We use contractual safeguards to protect personal information transferred internationally.
How to Exercise Your Rights
Contact us at:
- Email: privacy@playergalaxy.com
We will respond to your request within 30 days.
Australia (Privacy Act)
This section applies to individuals in Australia and describes rights under the Privacy Act 1988.
Australian Privacy Principles (APPs)
We comply with the Australian Privacy Principles, which govern how we collect, use, disclose, and store personal information.
Your Rights
- Access: Request access to your personal information
- Correction: Request correction of inaccurate or outdated information
- Complaints: Lodge a complaint about our handling of your personal information
Complaints Process
If you have a complaint:
- Contact us at privacy@playergalaxy.com
- We will investigate and respond within 30 days
- If not satisfied, you may contact the Office of the Australian Information Commissioner (OAIC):
- Website: https://www.oaic.gov.au
- Phone: 1300 363 992
Other Jurisdictions
If you are located in a jurisdiction not specifically addressed above, the core provisions of this Privacy Policy apply to you. You may have additional rights under local law. Contact us at privacy@playergalaxy.com for information about your specific rights.
Updates and Changes
We may update this Privacy Policy to reflect changes in our practices, technology, legal requirements, or for other operational reasons.
How We Notify You of Changes
- Policy Updates: We update the "Last Updated" date at the top of this policy
- Platform Notice: We may display a prominent notice on our website or in the app for material changes
- Version History: Previous versions of this policy are available upon request
Your Acceptance
Continuing to use the Services after changes become effective means the updated Privacy Policy applies to that use. Account deletion requests can be sent to privacy@playergalaxy.com.
Definitions
- Personal Information / Personal Data: Information that identifies, relates to, describes, or could reasonably be linked with you
- Services: The PlayerGalaxy gaming platform, website, applications, and related services
- User-Generated Content (UGC): Games, content, comments, and other materials created or uploaded by users
- Processing: Any operation performed on personal data, including collection, storage, use, disclosure, and deletion
- Third Party: An entity that is not PlayerGalaxy or you
Acknowledgments
This Privacy Policy is designed to comply with:
- General Data Protection Regulation (GDPR) - EU, UK, Switzerland
- California Consumer Privacy Act (CCPA) and California Privacy Rights Act (CPRA)

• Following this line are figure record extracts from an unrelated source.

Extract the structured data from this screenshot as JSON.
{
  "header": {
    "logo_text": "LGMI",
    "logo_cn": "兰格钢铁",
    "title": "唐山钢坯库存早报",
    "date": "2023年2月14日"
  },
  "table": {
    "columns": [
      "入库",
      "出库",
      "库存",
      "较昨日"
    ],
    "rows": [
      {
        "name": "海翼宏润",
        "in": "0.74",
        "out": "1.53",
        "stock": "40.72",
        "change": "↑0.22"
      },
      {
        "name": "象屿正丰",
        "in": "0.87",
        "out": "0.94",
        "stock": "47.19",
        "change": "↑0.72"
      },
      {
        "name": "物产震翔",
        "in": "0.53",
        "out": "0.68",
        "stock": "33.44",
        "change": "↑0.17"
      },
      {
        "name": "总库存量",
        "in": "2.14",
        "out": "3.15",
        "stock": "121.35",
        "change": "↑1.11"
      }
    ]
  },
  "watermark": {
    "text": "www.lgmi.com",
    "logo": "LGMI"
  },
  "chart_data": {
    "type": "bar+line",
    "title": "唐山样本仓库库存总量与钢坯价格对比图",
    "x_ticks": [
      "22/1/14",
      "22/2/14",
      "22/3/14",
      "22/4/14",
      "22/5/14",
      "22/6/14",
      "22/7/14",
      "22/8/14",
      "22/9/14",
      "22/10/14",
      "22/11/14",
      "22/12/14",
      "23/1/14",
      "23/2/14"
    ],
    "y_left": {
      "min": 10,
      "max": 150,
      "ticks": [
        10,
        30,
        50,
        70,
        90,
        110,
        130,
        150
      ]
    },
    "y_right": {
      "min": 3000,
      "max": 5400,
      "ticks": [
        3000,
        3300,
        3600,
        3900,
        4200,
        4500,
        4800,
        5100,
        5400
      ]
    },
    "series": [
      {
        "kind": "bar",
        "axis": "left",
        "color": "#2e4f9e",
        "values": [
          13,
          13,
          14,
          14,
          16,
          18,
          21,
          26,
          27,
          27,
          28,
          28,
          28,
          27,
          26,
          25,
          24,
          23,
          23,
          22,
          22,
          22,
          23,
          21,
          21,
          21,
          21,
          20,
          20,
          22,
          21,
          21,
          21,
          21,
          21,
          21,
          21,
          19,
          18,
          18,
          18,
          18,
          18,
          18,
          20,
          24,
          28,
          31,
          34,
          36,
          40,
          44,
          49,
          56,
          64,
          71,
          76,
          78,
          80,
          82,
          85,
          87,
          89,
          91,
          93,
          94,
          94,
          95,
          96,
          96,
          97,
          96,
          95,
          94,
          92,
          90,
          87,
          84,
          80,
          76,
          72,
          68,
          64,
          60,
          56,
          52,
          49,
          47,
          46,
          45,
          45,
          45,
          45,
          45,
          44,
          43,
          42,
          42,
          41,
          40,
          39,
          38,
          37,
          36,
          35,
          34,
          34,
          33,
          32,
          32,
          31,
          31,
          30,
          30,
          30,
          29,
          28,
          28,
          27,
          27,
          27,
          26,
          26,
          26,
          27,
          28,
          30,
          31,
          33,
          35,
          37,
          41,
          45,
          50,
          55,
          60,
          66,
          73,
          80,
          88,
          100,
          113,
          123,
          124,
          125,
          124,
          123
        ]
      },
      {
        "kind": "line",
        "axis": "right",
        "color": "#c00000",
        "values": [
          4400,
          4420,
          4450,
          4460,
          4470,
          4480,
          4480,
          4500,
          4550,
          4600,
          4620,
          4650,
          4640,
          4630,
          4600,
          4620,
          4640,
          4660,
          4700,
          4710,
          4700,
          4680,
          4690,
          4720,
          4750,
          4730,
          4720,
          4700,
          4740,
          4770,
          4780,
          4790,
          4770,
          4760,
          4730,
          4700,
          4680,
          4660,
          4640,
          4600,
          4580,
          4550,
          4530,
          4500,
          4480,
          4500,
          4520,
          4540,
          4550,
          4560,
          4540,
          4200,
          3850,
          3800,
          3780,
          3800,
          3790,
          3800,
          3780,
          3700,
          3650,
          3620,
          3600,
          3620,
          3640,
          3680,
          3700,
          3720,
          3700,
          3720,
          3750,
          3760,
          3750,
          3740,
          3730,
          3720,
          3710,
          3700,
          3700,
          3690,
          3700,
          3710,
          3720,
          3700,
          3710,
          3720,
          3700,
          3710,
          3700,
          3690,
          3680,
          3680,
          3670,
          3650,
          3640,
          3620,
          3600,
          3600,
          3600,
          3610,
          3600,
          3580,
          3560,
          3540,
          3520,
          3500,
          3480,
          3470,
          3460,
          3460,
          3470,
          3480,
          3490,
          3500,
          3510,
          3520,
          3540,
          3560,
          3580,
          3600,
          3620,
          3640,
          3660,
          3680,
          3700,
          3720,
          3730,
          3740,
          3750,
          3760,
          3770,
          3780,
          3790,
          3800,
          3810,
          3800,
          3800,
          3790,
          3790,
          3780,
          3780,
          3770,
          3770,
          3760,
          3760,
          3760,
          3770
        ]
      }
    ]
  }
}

- Personal Information Protection and Electronic Documents Act (PIPEDA) - Canada
- Children's Online Privacy Protection Act (COPPA) - USA
- Other applicable privacy and data protection laws
Last Updated: October 13, 2025
Version: 1.0
Questions or concerns about this Privacy Policy can be sent to privacy@playergalaxy.com.
This Privacy Policy works alongside our Terms of Service and Community Guidelines. Violations of these documents may result in account action.